Given a stack which can keep M numbers at most. Push N numbers in the order of 1, 2, 3, ..., N and pop randomly. You are supposed to tell if a given sequence of numbers is a possible pop sequence of the stack. For example, if M is 5 and N is 7, we can obtain 1, 2, 3, 4, 5, 6, 7 from the stack, but not 3, 2, 1, 7, 5, 6, 4.

Input Specification:

Each input file contains one test case. For each case, the first line contains 3 numbers (all no more than 1000): M (the maximum capacity of the stack), N (the length of push sequence), and K (the number of pop sequences to be checked). Then K lines follow, each contains a pop sequence of N numbers.
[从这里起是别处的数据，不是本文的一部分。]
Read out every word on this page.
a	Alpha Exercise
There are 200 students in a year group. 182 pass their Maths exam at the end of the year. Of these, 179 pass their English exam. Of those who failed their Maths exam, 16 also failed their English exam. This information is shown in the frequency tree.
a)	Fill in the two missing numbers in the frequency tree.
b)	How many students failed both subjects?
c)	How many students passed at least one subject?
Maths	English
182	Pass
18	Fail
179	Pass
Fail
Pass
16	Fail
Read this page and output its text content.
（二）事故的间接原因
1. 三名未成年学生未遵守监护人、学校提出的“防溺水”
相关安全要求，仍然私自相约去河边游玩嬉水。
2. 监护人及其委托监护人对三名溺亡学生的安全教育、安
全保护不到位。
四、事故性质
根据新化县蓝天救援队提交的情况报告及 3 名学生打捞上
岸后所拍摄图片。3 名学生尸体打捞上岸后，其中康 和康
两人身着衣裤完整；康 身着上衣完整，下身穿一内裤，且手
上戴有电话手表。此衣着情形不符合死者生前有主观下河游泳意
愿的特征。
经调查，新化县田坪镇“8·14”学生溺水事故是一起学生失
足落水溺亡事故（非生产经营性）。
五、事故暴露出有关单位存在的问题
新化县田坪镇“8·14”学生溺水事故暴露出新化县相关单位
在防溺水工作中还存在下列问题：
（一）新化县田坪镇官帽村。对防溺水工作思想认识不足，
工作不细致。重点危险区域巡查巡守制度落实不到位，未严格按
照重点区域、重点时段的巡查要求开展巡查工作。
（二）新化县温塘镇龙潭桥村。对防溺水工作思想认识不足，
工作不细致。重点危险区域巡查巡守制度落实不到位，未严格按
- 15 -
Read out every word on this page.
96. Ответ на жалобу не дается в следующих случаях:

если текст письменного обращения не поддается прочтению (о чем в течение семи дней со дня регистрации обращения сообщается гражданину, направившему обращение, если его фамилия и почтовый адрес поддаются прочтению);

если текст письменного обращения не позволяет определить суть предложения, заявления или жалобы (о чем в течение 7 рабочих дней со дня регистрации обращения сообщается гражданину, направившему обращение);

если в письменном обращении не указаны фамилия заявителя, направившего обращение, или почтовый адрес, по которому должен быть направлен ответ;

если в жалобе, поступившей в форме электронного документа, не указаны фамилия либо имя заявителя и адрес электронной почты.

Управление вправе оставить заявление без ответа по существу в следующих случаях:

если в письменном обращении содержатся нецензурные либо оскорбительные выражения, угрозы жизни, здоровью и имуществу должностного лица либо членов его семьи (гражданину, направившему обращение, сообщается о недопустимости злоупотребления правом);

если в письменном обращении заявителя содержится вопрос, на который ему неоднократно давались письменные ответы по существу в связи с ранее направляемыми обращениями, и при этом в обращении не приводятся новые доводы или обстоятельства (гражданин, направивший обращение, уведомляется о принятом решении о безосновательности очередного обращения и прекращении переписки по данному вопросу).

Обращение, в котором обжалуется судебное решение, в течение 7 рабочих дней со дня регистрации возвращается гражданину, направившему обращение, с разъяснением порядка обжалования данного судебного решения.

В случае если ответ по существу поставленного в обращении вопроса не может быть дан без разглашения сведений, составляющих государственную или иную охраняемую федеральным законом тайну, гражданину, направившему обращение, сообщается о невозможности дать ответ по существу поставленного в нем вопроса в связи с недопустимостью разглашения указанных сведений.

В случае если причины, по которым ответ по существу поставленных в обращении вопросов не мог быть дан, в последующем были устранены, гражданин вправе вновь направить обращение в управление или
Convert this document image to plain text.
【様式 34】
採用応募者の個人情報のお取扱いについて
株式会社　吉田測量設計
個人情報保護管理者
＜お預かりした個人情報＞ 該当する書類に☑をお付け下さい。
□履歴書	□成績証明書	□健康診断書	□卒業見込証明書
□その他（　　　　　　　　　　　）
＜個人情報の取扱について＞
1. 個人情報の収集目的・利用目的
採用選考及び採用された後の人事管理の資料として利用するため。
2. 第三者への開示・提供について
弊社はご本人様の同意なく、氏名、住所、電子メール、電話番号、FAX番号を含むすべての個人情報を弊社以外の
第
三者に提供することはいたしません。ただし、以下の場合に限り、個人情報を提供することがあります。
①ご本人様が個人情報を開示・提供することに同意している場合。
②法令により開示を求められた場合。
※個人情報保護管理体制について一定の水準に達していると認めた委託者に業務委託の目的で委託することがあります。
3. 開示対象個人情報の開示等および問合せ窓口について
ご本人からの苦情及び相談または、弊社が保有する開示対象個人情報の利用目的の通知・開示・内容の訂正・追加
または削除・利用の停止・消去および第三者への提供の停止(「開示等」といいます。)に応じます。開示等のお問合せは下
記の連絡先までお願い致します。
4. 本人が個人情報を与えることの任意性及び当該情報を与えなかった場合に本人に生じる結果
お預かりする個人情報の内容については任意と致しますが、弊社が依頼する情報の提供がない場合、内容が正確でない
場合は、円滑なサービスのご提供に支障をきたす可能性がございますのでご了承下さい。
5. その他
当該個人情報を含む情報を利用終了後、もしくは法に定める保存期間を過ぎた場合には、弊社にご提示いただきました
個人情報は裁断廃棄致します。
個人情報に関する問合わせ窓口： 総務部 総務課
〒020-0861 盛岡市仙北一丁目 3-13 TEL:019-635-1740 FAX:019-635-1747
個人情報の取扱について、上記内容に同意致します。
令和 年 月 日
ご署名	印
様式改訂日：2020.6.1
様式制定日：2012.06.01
All the numbers in a line are separated by a space.

Output Specification:

For each pop sequence, print in one line "YES" if it is indeed a possible pop sequence of the stack, or "NO" if not.

Sample Input:

5 7 5
1 2 3 4 5 6 7
3 2 1 7 5 6 4
7 6 5 4 3 2 1
5 6 4 3 7 2 1
1 7 6 5 4 3 2

Sample Output:

YES
NO
NO
YES
NO

思路：

• 定义动态数组v存储待判的序列，定义栈s模拟入栈出栈操作；
• n个数依次进栈，如果栈内个数超过m则break，否则当栈非空时判断栈顶元素和序列中对应位置元素是否相等，相等则弹出否则入栈；
• 最后判断序列是否已经遍历完，如果没有就是NO，否则就是YES

#include <iostream>
#include <stack>
#include <vector>
using namespace std;
int main()
{
    int m, n, k;
    cin >> m >> n >> k;
    for (int i = 0; i < k; i++) {
        stack<int>s;
        vector<int>v(n);
        for (int j = 0; j < n; j++) {
            cin >> v[j];
        }
        int cur=0;//v中元素的下标
        for (int j = 1; j <= n; j++) {
            s.push(j);
            if (s.size() > m)break;
            while (!s.empty() && s.top() == v[cur]) {
                s.pop();
                cur++;
            }
        }
        if (cur < n)
            cout << "NO" << endl;
        else
            cout << "YES" << endl;
    }
    return 0;
}